Do you speak two languages fluently? Pitch in as a translator. Do you have mad design skills? Talk to the design team. Are you great at finding flaws or providing constructive criticism? Find bugs, create tickets, add feature requests. Are you a great speaker or writer? Spread the word, write tutorials or help out others in need.
Through contributing, I guarantee that you’ll learn at least one or two skills that you didn’t already know. You’ll be swept into issues that cover multiple disciplines, you’ll learn how to communicate in a highly distributed team, learn about parts of WordPress you didn’t know existed and gain reputation within the community.
Start by checking out our article How to Contribute to WordPress (and Just Generally be an Awesome Person). You’ll also want to look at the Contributing to WordPress site and have a read through the sub-section of WordPress that suits you best.
8. Time Management
There is nothing clients hate more than overshooting deadlines. With web development, it is so easy to underestimate the time something will take. There are two approaches you can take: deliberately overestimate your timeframes and/or better time management.
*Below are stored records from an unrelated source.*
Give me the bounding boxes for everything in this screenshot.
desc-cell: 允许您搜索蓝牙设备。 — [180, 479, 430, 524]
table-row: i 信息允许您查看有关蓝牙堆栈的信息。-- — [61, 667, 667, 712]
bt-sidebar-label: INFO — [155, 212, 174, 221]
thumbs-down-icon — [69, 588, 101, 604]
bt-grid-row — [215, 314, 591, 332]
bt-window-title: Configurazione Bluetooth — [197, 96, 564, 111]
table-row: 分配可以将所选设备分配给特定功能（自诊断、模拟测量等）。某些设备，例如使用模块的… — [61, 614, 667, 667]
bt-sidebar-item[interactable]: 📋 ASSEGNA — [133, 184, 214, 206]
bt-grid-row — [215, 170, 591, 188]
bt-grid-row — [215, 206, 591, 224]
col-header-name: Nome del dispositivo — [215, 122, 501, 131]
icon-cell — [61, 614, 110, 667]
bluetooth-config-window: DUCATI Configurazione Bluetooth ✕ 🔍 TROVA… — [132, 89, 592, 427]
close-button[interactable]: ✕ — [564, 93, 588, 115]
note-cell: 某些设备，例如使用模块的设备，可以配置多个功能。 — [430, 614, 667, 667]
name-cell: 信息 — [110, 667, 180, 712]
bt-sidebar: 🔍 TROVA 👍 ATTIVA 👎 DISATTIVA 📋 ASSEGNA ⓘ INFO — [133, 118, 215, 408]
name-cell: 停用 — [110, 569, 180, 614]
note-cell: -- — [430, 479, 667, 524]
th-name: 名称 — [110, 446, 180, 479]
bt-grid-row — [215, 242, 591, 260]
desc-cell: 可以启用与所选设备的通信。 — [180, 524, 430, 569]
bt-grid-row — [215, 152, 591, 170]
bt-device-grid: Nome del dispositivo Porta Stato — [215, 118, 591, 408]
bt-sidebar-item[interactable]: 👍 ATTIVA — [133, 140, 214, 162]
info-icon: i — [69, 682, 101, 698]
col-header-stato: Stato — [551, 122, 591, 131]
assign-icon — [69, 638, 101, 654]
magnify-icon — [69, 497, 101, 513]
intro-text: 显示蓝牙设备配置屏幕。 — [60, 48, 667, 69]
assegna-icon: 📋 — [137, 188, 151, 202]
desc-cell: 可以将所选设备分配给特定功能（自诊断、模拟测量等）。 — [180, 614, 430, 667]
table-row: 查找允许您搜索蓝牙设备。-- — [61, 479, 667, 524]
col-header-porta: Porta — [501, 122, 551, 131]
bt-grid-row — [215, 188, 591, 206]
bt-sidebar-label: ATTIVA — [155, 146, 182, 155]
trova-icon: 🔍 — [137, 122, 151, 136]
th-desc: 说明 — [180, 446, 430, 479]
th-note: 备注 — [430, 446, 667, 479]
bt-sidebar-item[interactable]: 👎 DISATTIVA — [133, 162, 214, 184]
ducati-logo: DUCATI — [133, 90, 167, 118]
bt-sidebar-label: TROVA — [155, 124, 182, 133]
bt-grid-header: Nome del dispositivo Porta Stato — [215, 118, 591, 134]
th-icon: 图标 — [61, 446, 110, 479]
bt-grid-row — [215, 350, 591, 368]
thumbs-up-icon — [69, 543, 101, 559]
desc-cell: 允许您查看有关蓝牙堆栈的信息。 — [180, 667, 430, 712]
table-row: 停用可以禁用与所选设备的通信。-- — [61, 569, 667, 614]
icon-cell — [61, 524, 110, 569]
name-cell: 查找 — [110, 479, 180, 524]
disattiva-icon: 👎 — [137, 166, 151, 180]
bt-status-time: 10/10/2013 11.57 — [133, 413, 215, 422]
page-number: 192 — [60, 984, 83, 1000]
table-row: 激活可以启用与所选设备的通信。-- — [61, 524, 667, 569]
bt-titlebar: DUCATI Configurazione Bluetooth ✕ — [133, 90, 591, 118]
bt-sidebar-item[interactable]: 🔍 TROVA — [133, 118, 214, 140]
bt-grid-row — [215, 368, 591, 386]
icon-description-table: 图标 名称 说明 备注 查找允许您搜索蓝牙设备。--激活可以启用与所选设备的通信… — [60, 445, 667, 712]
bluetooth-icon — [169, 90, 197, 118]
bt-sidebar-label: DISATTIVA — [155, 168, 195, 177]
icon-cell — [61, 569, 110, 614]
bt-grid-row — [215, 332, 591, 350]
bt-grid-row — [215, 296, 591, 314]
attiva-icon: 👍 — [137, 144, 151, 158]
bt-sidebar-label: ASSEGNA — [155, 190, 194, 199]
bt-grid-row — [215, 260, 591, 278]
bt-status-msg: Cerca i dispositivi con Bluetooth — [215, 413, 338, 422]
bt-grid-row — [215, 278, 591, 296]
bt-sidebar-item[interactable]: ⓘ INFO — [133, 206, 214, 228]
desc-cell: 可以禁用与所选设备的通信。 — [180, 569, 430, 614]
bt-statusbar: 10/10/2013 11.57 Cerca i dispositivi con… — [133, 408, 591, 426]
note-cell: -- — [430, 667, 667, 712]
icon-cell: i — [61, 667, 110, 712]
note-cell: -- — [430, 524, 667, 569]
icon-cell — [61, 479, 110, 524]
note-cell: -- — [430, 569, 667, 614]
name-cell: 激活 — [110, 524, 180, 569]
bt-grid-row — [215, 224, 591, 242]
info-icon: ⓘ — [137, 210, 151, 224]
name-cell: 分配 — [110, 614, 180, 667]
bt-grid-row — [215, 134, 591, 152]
While overestimating the time you think it will take to complete a project can help you remain on better terms with your clients, it’s not really the best solution. You should be able to confidently judge the time something will take instead of relying on a gross overestimation to mask your inability to judge your time.
One way to get better at this is to studiously make notes. When you begin a new project, start by estimating for yourself how long you think it will take but give your client an overestimation. See how long the project actually takes and then read back over your notes to understand why you over or undershot your actual estimate. By analyzing your performance, you can figure out the bottlenecks and adjust accordingly.
This skill becomes even more important if you plan on managing your own company. You may need to manage the time of others, not just your own, which can compound the issue if you’re not really good at it.
9. Website Design
We all have our own areas of expertise, but as I’ve mentioned before, knowing a little bit of everything can make you the most valuable member of a team. This is especially true with design. Knowing a little bit of font theory, user interface best practices, user experience, color theory and so on can make you a more productive and sought after coder. You’ll need less hand-holding from designers and you’ll be able to communicate better with them. Good design is probably the hardest thing to learn because it is so subjective. On the bright side, however, it is the easiest thing to get started with!
I suggest practicing by designing your own theme. It doesn’t have to be super-flashy, just make sure to cover all the bases. Chances are your work won’t be very original but it will be a good starting point, and you’ll do better next time.
Grab some friends – maybe some you met while contributing to WordPress – and ask them to give feedback on your work. You’ll be surprised at how valuable their constructive criticism can be.
While you do need a designer brain to become a professional designer, you can go a long way with practice and diligence – certainly enough to supplement your skillset as a coder.